Attualità

Istituzione di scuole per i rifugiati dall’Ucraina, il caso del Belgio

La formazione, la didattica e i programmi previsti per gli studenti ucraini sono stati interrotti da azioni militari terribili in svolgimento sul suolo della nazione, costringendo centinaia di migliaia di civili alla fuga disperata verso i contini dell’unione Europea alla ricerca di stabilità e relativa pace momentanea, fuggendo da attacchi secondo la logica di un esodo che pare infinito, almeno al momento. Gli studenti si sono ritrovati senza docenti, senza guide intellettuali, senza riferimenti e testi con un disorientamento mai sperimentato prima. L’obiettivo delle istituzioni europee e non solo risulta formalmente quello di garantire una continuità, preferibilmente con docenti di 4lingua ucraina, una mera continuità didattica col fine di evitare un anno scolastico vanificato se già sommato alla DaD e scuole chiuse nel paese sperimentate durante l’emergenza sanitaria. A tal proposito, il caso del Belgio non possiede per ora eguali a livello comunitario: una scuola creata appositamente per i bambini ucraini è stata lanciata a Bruxelles per aiutare studenti e studentesse delle famiglie di rifugiati a continuare il loro apprendimento interrotto dal conflitto in corso in madrepatria. 

Nasce “Vesna“: ci si auspica una “primavera” di pace e formazione per i ragazzi ucraini

Ma la nuova scuola multilingue e gratuita Vesna, fondata da Maria Smirnova, una donna che vive nella capitale belga con radici russe e ucraine, mira ad aiutare i bambini a passare e a integrarsi meglio nella società belga ed europea. Helena Shvab, madre di Dima, 14 anni, e di Maxim, 6, sostiene ai microfoni di Euronews che portare i suoi figli presso la scuola Vesna a Bruxelles le ha dato un nuovo senso di speranza. “Penso che [questa] possibilità sia ottima perché non riescono davvero a trovare amici della stessa età”, ha spiegato Shvab. “Dima non voleva uscire di casa e Max non vuole giocare con bambini che parlano solo francese.
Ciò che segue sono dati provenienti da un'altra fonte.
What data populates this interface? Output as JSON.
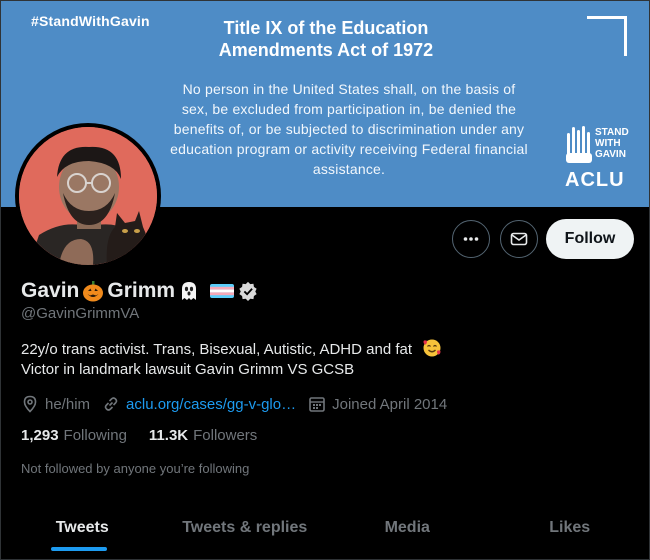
{
  "banner": {
    "hashtag": "#StandWithGavin",
    "title": "Title IX of the Education Amendments Act of 1972",
    "body": "No person in the United States shall, on the basis of sex, be excluded from participation in, be denied the benefits of, or be subjected to discrimination under any education program or activity receiving Federal financial assistance.",
    "logo_stand": "STAND\nWITH\nGAVIN",
    "logo_word": "ACLU",
    "color": "#4e8cc6"
  },
  "actions": {
    "more_icon": "more-icon",
    "message_icon": "envelope-icon",
    "follow_label": "Follow"
  },
  "profile": {
    "name_first": "Gavin",
    "name_last": "Grimm",
    "handle": "@GavinGrimmVA",
    "bio_line1": "22y/o trans activist. Trans, Bisexual, Autistic, ADHD and fat",
    "bio_line2": "Victor in landmark lawsuit Gavin Grimm VS GCSB",
    "pronouns": "he/him",
    "link": "aclu.org/cases/gg-v-glo…",
    "joined": "Joined April 2014",
    "following_count": "1,293",
    "following_label": "Following",
    "followers_count": "11.3K",
    "followers_label": "Followers",
    "not_followed": "Not followed by anyone you’re following"
  },
  "tabs": [
    {
      "label": "Tweets",
      "active": true
    },
    {
      "label": "Tweets & replies",
      "active": false
    },
    {
      "label": "Media",
      "active": false
    },
    {
      "label": "Likes",
      "active": false
    }
  ],
  "colors": {
    "accent": "#1d9bf0",
    "muted": "#71767b",
    "text": "#e7e9ea",
    "background": "#000000"
  }
}
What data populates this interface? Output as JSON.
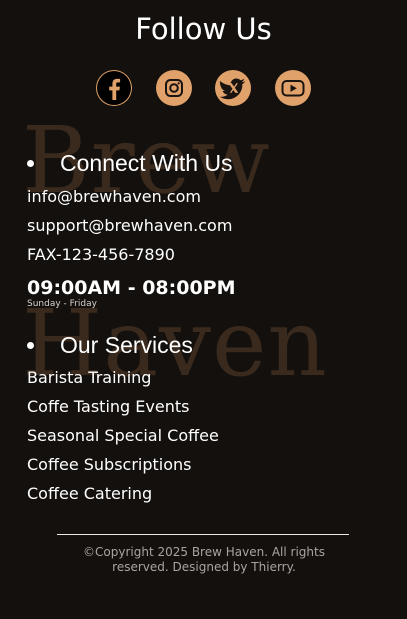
{
  "watermark": {
    "line1": "Brew",
    "line2": "Haven"
  },
  "follow": {
    "title": "Follow Us",
    "socials": [
      {
        "icon": "facebook-icon",
        "label": "Facebook"
      },
      {
        "icon": "instagram-icon",
        "label": "Instagram"
      },
      {
        "icon": "twitter-icon",
        "label": "Twitter"
      },
      {
        "icon": "youtube-icon",
        "label": "YouTube"
      }
    ]
  },
  "connect": {
    "heading": "Connect With Us",
    "email1": "info@brewhaven.com",
    "email2": "support@brewhaven.com",
    "fax": "FAX-123-456-7890",
    "hours": "09:00AM - 08:00PM",
    "days": "Sunday - Friday"
  },
  "services": {
    "heading": "Our Services",
    "items": [
      "Barista Training",
      "Coffe Tasting Events",
      "Seasonal Special Coffee",
      "Coffee Subscriptions",
      "Coffee Catering"
    ]
  },
  "footer": {
    "copyright": "©Copyright 2025 Brew Haven. All rights reserved. Designed by Thierry."
  },
  "colors": {
    "background": "#14100d",
    "accent": "#e0a16a",
    "watermark": "#3a2a1d",
    "text": "#ffffff",
    "muted": "#a8a49f"
  }
}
Ha paura. Ha detto: non ci capisco niente”. I tempi, sostengono i rifugiati, saranno difficili anche per Salliann McAlpnine, un’insegnante di inglese volontaria presso la scuola. Ha dichiarato a Euronews che risulterà importante anche affrontare il disagio emotivo dei suoi studenti.“Uno studente è entrato in aula – con un visibile broncio – e la madre mi aveva detto che era molto spaventato perché poteva sentire gli aeroplani e gli veniva ricordato cosa stava succedendo nella sua città natale”, ha detto McAlpine. “Quello che è successo allora è stato… ci siamo seduti per terra, e penso che abbia iniziato ad aprirsi. Stavamo solo facendo una chiacchierata. Ma la madre, si è guardata intorno e ha detto: sì, questo potrebbe essere un posto sicuro. È stato un po’ scioccante.” I bambini della scuola Vesna apprenderanno in ucraino, ma avranno anche la possibilità di interagire in altre lingue locali. Anche altre due scuole simili stanno nascendo a Parigi.

Come si adopera il Belpaese?

In Italia sono arrivate 95 mila persone dall’Ucraina, di cui 49 mila donne, 35 mila minori e 11 mila uomini, dato che quelli fisicamente abili sono stati coinvolti nella leva generale al fine di contrastare le operazioni russe sul territorio ucraino. Per le famiglie intere sono state messi a disposizioni alloggi, pasti, chiese e luoghi di culto, ambienti generici ricavati dalla conversione ad altro scopo di strutture dismesse o in altro stato. Per ora non persiste l’intenzione – o la necessità – nel belpaese di provvedere all’apertura di scuole dedicate solamente alla formazione continua di studenti e studentesse in arrivo dall’Ucraina, ma il Ministro dell’Istruzione Patrizio Bianchi ha precisato in una dichiarazione alla stampa che saranno messi a disposizione laboratori per la formazione continua dedicati ai ragazzi e, perché no, alle rispettive famiglie. Il fine, com’è ovvio da tali iniziative, è l’integrazione di due sistemi educativi in uno singolo, comune e collettivo in modo tale da favorire accoglienza, comprensione e cooperazione.